Commercial and off the shelf solutions are mostly applicable after a breakin has been commited - i.e. for maintianing access, deciphering data, etc. So they come to play after the breaking which once again requires few resources and some brain.
Significant financial resources are required for terrorist groups to develop an indigenous CBRN/Cyber
operational capability unless a group succeeds in weaponising a crude, low-technology device, or
stealing or hijacking such a device.
Yet another dumb statement.
Overall very very very bad article with the following bad implications hidden between the lines:
The availability of security related information on the internet is _BAD_
Baker's Law: Misery no longer loves company. Nowadays it insists on it
http://www.sigsegv.cx/
CBRN warfare is an advanced method of warfare - cyberwarfare isn't. The resources needed to achieve this aren't expensive, all it needs it some knowledge and a little cheap equipment.
There are examples of this already, including L0pht's research into the vunerability of the US electricity network. They gather data from public websites and once the data is correlated a good image of the security of the network is found. This can then be explotied. Cyberterrorism is about this type of research.

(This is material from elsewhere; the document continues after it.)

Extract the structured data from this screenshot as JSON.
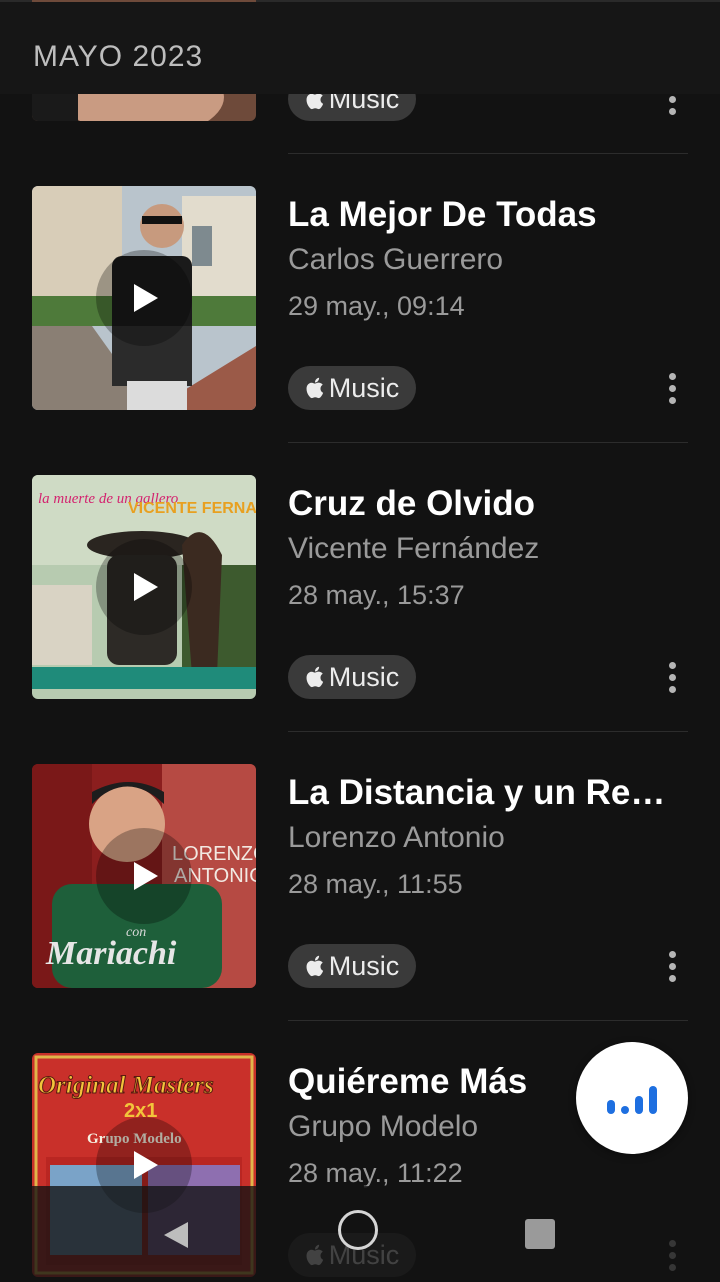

This article concentrates more on the conventional side of terrorism, but attention should be paid to the groups that use IT for gathering and co-ordination of intelligence rather than for warfare.
Cyberwarfare is where tomorrows terrorists will attack. Terrorism is part destruction/part publicity. Several terrorist groups attacked targets to generate publicity, not to kill people. Similarily cyberwarface attacks are about the same: posting web pages, taking over known servers. The next level is the hardest one to guard against. This is the hacker in the system that doesn't destroy or alter data, just reads things and leaves.
The author groups cyberwarfare along with "script kiddies". Cyberwarfare is not only about damaging systems, it is also about intelligence gathering and information processing.
This is essential to terrorists. Hacking into a government server and posting a new webpage looks good and generates publicity, but hacking into a government server and reading the documents in peoples email directories is much more valuable to terrorists. This gives cyber terrorists valuable details about the thinking and opposition to thier movement, and can aid in planning conventional attacks.
The next generation cyber-terrorism won't just be about invading and crashing control computers or servers, it will also be used for spying and sabotage.
Cyberwar like all other forms of war is not just about damage and destruction but also is about spying and intelligence gathering.
These areas are where most consideration will have to be given.